Evraz, the steelmaking group owned by Roman Abramovich (third figure from left) and Alexander Abramov (fourth from left), has just issued a notice to the Johannesburg Stock Exchange that it has been unable to complete the proposed sale of its South African unit, Highveld Steel & Vanadium, by a December 31 deadline. First announced on March 27, the heavily indebted Evraz said the terms of sale for its 85% shareholding in Highveld called for the acquiror, a South African company called Nemascore, to pay a purchase price of $320 million. Prior to the deal announcement, the Evraz stake had been valued in the market between $106 million and $135 million. Since March the market value of the stake has failed to reach 50% of the transaction price; it is currently just $138.4 million.

The new announcement acknowledges that closure of the sale has been postponed three times already, and that six cautionary notices have been issued to the Johannesburg market. Neither Evraz nor Nemascore has explained the reasons for the delay, claiming this is prevented by a non-disclosure agreement covering their deal. In its December 19 announcement, Evraz claims that a “due diligence process is still progressing”, and that the “Transaction is expected to be concluded towards the end of Q1 2014.” The story of Nemascore and its ties to the South African President, Jacob Zuma, can be read here [1].

Speaking at an August 29 briefing, Pavel Tatyanin, senior vice president for international business at Evraz, claimed the reason for the delay was a bank borrowing problem for the South African buyer, a black empowerment group created just before the transaction was disclosed in March. Nemascore, Tatyanin said, “was taking a little longer time to put together a financing package [because] it is a large transaction in the South African context”, adding “there is progress in our negotiations there”.
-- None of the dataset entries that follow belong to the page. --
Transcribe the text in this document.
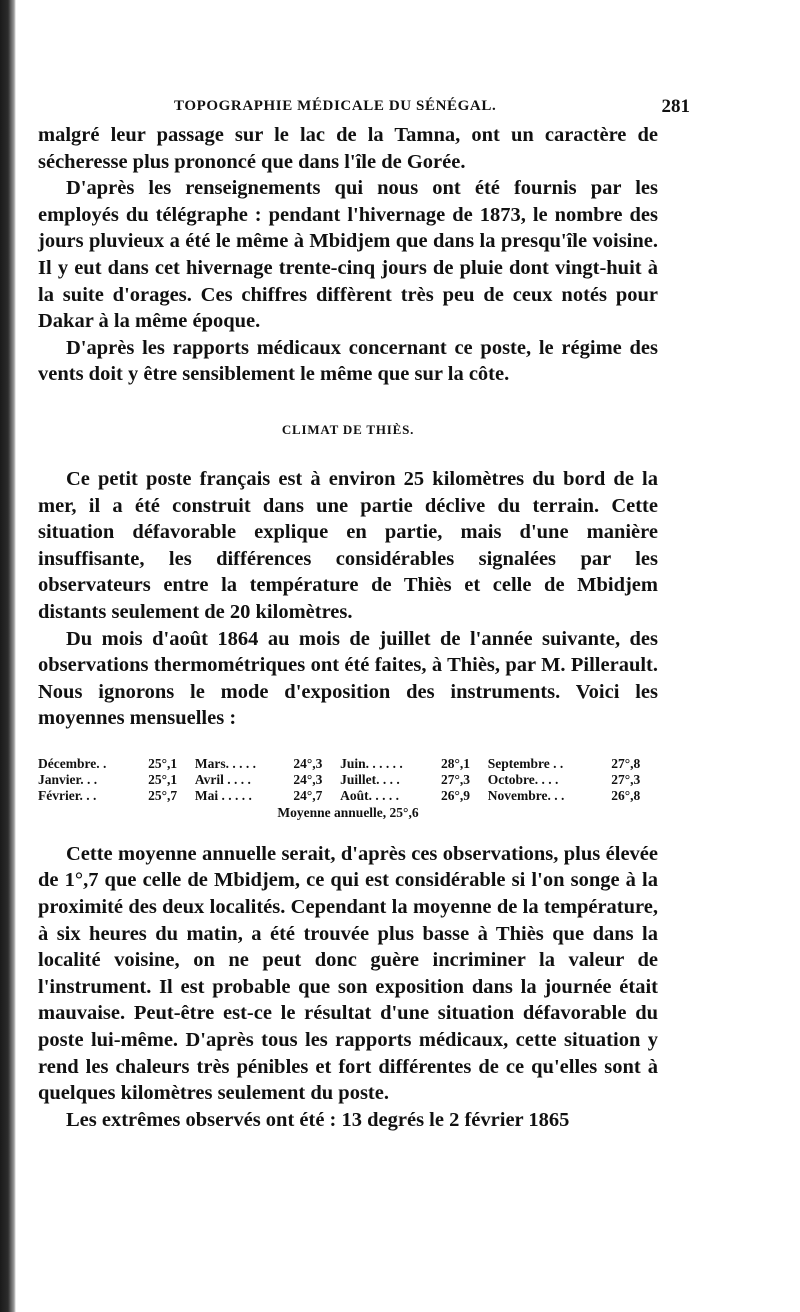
TOPOGRAPHIE MÉDICALE DU SÉNÉGAL.	281

malgré leur passage sur le lac de la Tamna, ont un caractère de sécheresse plus prononcé que dans l'île de Gorée.

D'après les renseignements qui nous ont été fournis par les employés du télégraphe : pendant l'hivernage de 1873, le nombre des jours pluvieux a été le même à Mbidjem que dans la presqu'île voisine. Il y eut dans cet hivernage trente-cinq jours de pluie dont vingt-huit à la suite d'orages. Ces chiffres diffèrent très peu de ceux notés pour Dakar à la même époque.

D'après les rapports médicaux concernant ce poste, le régime des vents doit y être sensiblement le même que sur la côte.

CLIMAT DE THIÈS.

Ce petit poste français est à environ 25 kilomètres du bord de la mer, il a été construit dans une partie déclive du terrain. Cette situation défavorable explique en partie, mais d'une manière insuffisante, les différences considérables signalées par les observateurs entre la température de Thiès et celle de Mbidjem distants seulement de 20 kilomètres.

Du mois d'août 1864 au mois de juillet de l'année suivante, des observations thermométriques ont été faites, à Thiès, par M. Pillerault. Nous ignorons le mode d'exposition des instruments. Voici les moyennes mensuelles :

Décembre. .	25°,1	Mars. . . . .	24°,3	Juin. . . . . .	28°,1	Septembre . .	27°,8
Janvier. . .	25°,1	Avril . . . .	24°,3	Juillet. . . .	27°,3	Octobre. . . .	27°,3
Février. . .	25°,7	Mai . . . . .	24°,7	Août. . . . .	26°,9	Novembre. . .	26°,8
Moyenne annuelle, 25°,6

Cette moyenne annuelle serait, d'après ces observations, plus élevée de 1°,7 que celle de Mbidjem, ce qui est considérable si l'on songe à la proximité des deux localités. Cependant la moyenne de la température, à six heures du matin, a été trouvée plus basse à Thiès que dans la localité voisine, on ne peut donc guère incriminer la valeur de l'instrument. Il est probable que son exposition dans la journée était mauvaise. Peut-être est-ce le résultat d'une situation défavorable du poste lui-même. D'après tous les rapports médicaux, cette situation y rend les chaleurs très pénibles et fort différentes de ce qu'elles sont à quelques kilomètres seulement du poste.

Les extrêmes observés ont été : 13 degrés le 2 février 1865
In its latest operational report, Evraz said that in the third quarter the steel mill suffered from insufficient supply of high-priced electricity to its furnaces. The volume of pig iron output contracted by 8.4% from the second quarter to 145,000 tonnes; crude steel volume was down 9.4% to 144,000 tonnes; finished steel production came to 127,000 tonnes, down 5.8%. The one gainer in the mill’s portfolio of steel products was construction steel, whose volume rose 31.5% to 50,000 tonnes, while the average sale price of the product contracted quarter on quarter by 10.2% to $689 per tonne. The reduction in pig iron output also impacted on the volume produced of primary vanadium, a valuable steelmaking alloy. At the South African works, this dropped in the September quarter to 1,473 tonnes, down 22.9% from the June quarter.

On August 23, Highveld issued an insolvency warning, saying “there are matters that may cast significant doubt about the ability of the Company to continue as a going concern. Labour stability, health of the market and production stability continue to pose a threat to the operations of the Company. The Company continues to utilise credit lines that are not committed and payable on demand.”

South African sources reveal the government’s Industrial Development Corporation (IDC) is refusing to guarantee the financing for Nemascore to make its takeover of Highveld. Russia’s state-owned bank VTB is believed to be considering a loan to Nemascore if the South African Government will issue an acceptable repayment guarantee.

The VTB loan is also reported to be tied to a commitment from the South African Government to buy nuclear reactors from the Russian state nuclear power company, Rosatom, headed by Sergei Kirienko (first figure on left). The text of an inter-government agreement for that transaction was initialled in Johannesburg on November 26. For that story, click [2]. South African and Russian officials claim the reactor agreement will be finalized by February 15.